Schechter, Shaffer & Harris, L.L.P., Accident & Injury Lawyers , Partner Matthew Shaffer was quoted in an article on concerning the Deepwater Horizon offshore oil rig explosion, subsequent massive oil spill and related federal laws which address the damages available to injured parties.

“A number of politicians have set their sights on the Death on the High Seas Act and the Jones Act, passed in 1920 partially in response to the sinking of the Titanic eight years earlier. Both laws restrict damages that injured seamen or the survivors of those killed at sea may collect from vessel owners. For example, most of the workers killed on the Deepwater Horizon fall under the Jones Act. Their survivors may collect economic damages such as loss of support, but not punitive damages or loss of society damages that can significantly drive up the compensation amount. A similar rule applies under the Death on the High Seas Act, which limits damages for others killed at sea including cruise ship passengers.

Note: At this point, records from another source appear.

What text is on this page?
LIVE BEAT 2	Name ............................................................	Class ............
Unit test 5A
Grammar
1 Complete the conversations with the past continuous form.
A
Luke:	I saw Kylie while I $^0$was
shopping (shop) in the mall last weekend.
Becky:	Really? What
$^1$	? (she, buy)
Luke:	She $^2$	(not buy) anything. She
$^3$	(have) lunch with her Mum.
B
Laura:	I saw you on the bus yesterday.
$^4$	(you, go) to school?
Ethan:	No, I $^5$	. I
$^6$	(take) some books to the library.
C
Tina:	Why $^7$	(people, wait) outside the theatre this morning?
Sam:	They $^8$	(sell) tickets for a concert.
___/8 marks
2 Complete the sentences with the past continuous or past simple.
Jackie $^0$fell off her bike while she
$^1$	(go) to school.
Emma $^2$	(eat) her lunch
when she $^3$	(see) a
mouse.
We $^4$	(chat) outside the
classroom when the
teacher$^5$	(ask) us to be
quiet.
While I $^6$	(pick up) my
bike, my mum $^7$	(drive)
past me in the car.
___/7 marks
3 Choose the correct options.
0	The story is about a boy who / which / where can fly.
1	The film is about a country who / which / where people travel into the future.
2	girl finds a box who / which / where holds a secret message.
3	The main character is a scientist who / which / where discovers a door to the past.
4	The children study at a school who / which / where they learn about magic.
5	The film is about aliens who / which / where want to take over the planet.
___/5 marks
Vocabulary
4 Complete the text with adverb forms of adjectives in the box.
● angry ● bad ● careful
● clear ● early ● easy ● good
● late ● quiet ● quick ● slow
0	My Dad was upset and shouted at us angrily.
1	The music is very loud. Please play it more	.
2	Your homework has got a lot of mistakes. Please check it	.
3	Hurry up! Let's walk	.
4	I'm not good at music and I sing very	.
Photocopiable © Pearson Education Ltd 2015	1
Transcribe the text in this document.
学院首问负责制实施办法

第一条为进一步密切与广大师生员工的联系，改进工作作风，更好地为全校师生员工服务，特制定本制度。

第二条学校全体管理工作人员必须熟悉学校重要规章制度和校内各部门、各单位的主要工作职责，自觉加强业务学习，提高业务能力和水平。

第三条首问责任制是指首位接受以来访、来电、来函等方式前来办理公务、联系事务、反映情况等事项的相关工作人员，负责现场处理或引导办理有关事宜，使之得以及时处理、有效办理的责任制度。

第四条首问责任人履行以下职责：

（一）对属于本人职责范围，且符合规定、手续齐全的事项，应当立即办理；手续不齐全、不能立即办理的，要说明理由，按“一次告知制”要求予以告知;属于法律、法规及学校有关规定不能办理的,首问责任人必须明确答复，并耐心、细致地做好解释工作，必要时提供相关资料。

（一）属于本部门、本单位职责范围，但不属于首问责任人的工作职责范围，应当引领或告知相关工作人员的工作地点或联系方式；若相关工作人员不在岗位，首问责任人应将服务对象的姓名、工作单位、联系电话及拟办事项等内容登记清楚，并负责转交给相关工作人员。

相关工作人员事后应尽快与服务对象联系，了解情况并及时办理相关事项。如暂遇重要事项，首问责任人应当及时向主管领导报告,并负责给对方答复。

“The law is basically saying that the relationship [between the victim and their survivors] itself is worth nothing,” said Thomas Galligan Jr., president of Colby-Sawyer College in New London, N.H. He is a maritime law expert who has testified during multiple congressional hearings since the Gulf spill. “That seems to be inconsistent with the modern views of life and relationships.”

Expanding the damages available to those injured or killed at sea would bring maritime law in line with tort law throughout the nation and should have been done years ago, said Houston attorney Matthew Shaffer. He represents three of the injured Deepwater Horizon workers and the family of one who was killed.

Several bills have been introduced to expand availability of damages, including the Securing Protections for the Injured from Limitation on Liability Act — the SPILL Act — which the House of Representatives approved on July 1. The cruise industry has lobbied against the move, arguing that it would lead to costly litigation.”